Toru Takemitsu Composition Award winners for 2024

Congratulations to Jingyu Chen (PhD candidate, Faculty of Music), on being awarded the 1st Prize at Toru Takemitsu Composition Award.

When screening the score for selection, judge Mark-Anthony Turnage wrote: "I was looking for clarity and variety and less reliance on gesture in the scores that were submitted. I had been hoping that there were some works submitted that concentrated on a single simple idea which was carried through to the end. Orchestral music is not always about large blocks of sound. When you have a large orchestra at your disposal it doesn’t mean all the players should be playing continually. We need relief and some strategic planning. Scores that use all the tessituras and most of the orchestra playing continually are dull. It takes bravery - and maybe experience - to do this and many young composers haven’t heard enough of their music to strike out in this direction. The final four pieces I selected have more rhythmic interest and not a reliance on texture and sections full of ascending and descending scales and long passages of harmonics. Although the four I chose have complex ideas they are not continually dense, they have more than continuous walls of sound. So there is air and lightness which relieves the density. I was looking for transparency and clarity of thought. I hope the final four will demonstrate, when they are played in the final concert, that to quote an old phrase ‘Variety is the spice of life’."

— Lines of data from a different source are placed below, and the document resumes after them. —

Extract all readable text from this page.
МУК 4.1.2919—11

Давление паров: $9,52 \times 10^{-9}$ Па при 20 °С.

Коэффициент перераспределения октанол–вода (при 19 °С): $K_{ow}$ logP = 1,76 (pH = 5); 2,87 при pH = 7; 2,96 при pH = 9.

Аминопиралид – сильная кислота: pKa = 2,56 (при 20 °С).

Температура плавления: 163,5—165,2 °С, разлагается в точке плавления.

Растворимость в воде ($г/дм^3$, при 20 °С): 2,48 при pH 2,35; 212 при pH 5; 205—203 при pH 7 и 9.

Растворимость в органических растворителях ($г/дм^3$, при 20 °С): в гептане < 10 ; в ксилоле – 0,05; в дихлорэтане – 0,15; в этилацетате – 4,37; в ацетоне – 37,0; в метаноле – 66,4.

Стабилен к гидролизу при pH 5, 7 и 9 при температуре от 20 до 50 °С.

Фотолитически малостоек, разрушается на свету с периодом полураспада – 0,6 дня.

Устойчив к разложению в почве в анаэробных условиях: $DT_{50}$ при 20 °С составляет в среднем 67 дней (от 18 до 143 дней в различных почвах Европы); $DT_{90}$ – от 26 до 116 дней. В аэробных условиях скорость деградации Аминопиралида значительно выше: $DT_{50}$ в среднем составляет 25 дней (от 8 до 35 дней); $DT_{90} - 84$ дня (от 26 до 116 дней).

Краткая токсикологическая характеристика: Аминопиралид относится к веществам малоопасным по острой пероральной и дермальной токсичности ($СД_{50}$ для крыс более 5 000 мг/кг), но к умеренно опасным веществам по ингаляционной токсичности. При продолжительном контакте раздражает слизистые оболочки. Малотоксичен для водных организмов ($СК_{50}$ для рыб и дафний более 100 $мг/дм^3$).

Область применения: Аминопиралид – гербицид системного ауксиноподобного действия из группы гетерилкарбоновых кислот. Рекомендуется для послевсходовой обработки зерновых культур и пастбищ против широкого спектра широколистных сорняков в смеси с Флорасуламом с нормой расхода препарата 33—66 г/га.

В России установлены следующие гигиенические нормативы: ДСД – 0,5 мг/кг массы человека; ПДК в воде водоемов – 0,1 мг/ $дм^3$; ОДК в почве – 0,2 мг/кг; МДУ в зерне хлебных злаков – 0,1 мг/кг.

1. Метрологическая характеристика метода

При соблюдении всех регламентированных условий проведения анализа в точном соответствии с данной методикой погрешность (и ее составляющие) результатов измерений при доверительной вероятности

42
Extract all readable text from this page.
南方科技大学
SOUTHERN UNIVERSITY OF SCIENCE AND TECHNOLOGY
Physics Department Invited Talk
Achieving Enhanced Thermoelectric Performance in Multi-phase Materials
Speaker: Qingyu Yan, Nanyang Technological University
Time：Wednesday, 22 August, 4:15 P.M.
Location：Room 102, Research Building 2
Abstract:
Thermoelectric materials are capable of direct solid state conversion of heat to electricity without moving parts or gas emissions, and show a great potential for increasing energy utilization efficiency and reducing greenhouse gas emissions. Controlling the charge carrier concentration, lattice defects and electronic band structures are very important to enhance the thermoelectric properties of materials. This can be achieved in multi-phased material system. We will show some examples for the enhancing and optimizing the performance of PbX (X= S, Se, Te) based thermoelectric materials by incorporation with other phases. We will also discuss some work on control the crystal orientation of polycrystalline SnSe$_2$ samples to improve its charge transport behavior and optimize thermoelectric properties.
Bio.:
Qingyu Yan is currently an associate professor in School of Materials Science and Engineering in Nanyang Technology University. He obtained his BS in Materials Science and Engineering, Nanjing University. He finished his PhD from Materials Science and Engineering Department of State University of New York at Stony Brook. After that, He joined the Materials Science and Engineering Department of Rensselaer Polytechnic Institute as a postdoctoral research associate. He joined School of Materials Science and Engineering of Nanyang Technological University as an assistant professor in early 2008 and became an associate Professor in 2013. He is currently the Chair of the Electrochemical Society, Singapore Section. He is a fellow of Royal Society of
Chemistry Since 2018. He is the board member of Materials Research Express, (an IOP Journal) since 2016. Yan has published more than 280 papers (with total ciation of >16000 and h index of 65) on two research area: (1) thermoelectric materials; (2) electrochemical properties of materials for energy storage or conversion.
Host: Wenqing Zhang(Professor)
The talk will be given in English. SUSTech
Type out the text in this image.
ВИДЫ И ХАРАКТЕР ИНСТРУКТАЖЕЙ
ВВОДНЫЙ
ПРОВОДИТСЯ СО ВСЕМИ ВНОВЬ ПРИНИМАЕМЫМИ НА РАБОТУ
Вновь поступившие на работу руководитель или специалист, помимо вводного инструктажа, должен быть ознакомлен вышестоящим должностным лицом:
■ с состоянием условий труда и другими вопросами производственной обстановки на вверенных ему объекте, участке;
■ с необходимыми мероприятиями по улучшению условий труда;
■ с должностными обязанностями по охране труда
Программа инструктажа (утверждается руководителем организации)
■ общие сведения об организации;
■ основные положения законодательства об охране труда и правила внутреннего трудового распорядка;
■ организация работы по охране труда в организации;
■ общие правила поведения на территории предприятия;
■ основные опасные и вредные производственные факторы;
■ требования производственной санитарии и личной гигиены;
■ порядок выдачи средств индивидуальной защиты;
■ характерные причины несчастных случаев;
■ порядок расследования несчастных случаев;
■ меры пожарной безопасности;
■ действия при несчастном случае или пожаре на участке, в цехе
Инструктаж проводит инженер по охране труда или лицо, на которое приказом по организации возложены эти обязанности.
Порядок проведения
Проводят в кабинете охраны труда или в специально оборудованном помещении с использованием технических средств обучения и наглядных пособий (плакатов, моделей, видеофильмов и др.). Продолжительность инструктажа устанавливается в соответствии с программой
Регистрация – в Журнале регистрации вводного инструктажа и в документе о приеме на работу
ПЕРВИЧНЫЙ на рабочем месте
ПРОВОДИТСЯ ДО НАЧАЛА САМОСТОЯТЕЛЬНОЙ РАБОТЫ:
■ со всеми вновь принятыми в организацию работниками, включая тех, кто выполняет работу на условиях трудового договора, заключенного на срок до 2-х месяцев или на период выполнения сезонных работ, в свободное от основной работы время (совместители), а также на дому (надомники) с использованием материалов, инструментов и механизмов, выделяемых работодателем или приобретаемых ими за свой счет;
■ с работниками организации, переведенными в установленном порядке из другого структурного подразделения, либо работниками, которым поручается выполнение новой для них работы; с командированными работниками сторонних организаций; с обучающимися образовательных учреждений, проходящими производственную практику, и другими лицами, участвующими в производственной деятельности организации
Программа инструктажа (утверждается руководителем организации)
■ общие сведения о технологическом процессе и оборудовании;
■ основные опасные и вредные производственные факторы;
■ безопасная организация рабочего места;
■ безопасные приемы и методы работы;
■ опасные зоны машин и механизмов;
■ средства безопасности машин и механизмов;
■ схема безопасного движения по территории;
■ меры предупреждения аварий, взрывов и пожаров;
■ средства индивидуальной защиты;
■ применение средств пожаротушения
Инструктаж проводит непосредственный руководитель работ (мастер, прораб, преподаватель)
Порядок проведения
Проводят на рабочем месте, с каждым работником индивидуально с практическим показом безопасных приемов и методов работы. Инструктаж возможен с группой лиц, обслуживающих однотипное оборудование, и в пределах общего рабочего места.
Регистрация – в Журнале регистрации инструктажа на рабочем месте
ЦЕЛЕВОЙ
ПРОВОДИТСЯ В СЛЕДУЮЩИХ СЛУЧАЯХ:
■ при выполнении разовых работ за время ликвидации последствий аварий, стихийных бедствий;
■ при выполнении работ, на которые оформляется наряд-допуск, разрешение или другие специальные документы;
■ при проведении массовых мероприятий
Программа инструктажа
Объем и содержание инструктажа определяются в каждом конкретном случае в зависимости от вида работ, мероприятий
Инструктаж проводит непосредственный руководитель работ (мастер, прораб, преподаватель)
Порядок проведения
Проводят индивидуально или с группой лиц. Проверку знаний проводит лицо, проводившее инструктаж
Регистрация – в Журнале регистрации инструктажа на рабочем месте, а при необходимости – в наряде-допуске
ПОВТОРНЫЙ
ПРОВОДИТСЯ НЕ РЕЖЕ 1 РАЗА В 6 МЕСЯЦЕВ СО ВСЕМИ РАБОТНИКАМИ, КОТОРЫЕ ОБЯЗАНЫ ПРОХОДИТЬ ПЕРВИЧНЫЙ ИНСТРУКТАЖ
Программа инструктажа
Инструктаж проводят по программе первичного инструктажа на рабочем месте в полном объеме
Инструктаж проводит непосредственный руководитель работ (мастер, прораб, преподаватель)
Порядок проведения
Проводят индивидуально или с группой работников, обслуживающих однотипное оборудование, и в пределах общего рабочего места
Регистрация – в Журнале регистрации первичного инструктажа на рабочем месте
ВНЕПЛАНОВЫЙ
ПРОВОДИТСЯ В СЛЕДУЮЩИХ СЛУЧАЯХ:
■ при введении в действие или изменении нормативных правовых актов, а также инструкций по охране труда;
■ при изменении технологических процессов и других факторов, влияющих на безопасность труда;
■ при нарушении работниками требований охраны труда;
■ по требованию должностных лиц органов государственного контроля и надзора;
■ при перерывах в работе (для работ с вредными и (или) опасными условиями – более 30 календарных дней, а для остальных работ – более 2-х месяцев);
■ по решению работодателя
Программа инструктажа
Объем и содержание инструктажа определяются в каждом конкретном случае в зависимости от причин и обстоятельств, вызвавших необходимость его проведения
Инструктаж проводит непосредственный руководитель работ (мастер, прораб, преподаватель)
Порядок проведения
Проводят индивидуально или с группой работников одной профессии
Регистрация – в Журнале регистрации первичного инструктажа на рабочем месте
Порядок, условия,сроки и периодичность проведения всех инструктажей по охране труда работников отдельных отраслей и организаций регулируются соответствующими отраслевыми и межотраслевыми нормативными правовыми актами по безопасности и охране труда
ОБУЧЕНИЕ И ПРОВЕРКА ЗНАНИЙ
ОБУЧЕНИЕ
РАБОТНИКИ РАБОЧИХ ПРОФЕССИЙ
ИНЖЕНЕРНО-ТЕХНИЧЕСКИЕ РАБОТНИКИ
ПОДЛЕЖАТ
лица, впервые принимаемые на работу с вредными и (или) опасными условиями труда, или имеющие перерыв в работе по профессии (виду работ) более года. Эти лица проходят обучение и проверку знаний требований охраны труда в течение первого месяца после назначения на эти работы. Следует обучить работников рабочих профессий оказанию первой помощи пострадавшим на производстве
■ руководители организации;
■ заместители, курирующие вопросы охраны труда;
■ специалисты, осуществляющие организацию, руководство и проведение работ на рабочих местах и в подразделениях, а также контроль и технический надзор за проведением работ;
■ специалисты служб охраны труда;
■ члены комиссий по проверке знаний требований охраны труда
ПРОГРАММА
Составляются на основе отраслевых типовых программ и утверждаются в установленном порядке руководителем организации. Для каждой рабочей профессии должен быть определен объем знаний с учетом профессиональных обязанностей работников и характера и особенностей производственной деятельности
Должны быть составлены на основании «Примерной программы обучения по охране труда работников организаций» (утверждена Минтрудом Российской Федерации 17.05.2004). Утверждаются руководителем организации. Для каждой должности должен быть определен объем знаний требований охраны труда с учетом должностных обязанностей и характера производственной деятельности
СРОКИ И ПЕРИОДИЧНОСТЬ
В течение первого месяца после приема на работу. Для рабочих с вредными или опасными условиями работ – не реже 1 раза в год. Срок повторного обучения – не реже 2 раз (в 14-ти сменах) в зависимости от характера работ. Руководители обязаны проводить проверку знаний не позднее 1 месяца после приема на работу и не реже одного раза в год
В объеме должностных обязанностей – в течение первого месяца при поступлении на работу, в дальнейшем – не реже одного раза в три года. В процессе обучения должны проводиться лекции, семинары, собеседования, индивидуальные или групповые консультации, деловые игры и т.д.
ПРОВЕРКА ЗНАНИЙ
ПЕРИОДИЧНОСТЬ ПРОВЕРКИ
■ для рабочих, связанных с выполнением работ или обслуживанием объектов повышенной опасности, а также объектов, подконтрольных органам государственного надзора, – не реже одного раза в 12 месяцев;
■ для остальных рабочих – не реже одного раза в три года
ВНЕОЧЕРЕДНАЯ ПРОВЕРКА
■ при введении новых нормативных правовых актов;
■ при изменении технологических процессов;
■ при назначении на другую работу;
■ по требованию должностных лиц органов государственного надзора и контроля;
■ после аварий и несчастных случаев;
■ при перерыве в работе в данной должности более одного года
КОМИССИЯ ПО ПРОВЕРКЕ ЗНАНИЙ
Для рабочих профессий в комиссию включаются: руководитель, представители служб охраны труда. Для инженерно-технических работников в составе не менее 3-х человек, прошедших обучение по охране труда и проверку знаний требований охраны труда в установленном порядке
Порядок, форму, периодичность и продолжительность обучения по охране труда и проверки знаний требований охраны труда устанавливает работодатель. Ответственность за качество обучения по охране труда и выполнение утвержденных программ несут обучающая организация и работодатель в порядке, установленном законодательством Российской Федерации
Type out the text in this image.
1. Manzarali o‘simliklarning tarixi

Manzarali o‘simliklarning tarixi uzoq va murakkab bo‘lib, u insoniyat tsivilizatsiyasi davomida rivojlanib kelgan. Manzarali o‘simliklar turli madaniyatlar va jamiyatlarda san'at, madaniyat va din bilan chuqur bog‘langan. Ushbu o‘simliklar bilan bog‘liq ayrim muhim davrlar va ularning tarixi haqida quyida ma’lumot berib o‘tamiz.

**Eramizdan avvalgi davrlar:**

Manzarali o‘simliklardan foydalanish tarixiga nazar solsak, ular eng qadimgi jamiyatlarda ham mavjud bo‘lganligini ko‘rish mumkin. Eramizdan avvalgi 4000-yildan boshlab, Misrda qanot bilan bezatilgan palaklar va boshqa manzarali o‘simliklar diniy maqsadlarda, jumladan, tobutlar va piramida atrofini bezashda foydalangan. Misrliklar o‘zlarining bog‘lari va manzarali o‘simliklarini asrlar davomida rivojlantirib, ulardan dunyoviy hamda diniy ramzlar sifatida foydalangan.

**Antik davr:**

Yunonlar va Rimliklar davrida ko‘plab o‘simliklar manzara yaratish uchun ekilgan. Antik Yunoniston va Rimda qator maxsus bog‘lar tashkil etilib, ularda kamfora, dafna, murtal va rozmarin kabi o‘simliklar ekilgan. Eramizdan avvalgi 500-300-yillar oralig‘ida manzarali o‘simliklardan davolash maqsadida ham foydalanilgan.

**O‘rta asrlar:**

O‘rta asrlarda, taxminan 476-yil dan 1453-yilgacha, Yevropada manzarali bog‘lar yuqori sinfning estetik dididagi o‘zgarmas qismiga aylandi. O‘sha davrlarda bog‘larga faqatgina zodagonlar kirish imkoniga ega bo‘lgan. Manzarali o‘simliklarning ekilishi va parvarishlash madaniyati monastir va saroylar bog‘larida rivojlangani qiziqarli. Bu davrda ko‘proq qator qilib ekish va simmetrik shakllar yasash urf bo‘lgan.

Upon awarding Nebula first prize Mark-Anthony Turnage noted: "This piece is, again, very beautifully scored, like everything. This had something that I found very touching. I didn’t see that when I selected the piece – I knew it was a strong piece but I didn't see that. That’s the thing about reading scores. With all these pieces it comes off the page when you actually hear it with the orchestra. It’s a very interesting skill – and this sounds almost derogatory but it’s not – to almost be sentimental but not quite. And that’s a really hard thing to do, and she does it really well. So there was something very touching, and actually quite moving about some of the chords. I loved harmony. I found that both in the rehearsal and in the performance, and I think the last section is very special, the final bars are beautifully paced."

Nebula will be broadcast twice on NHK Japanese Radio next month.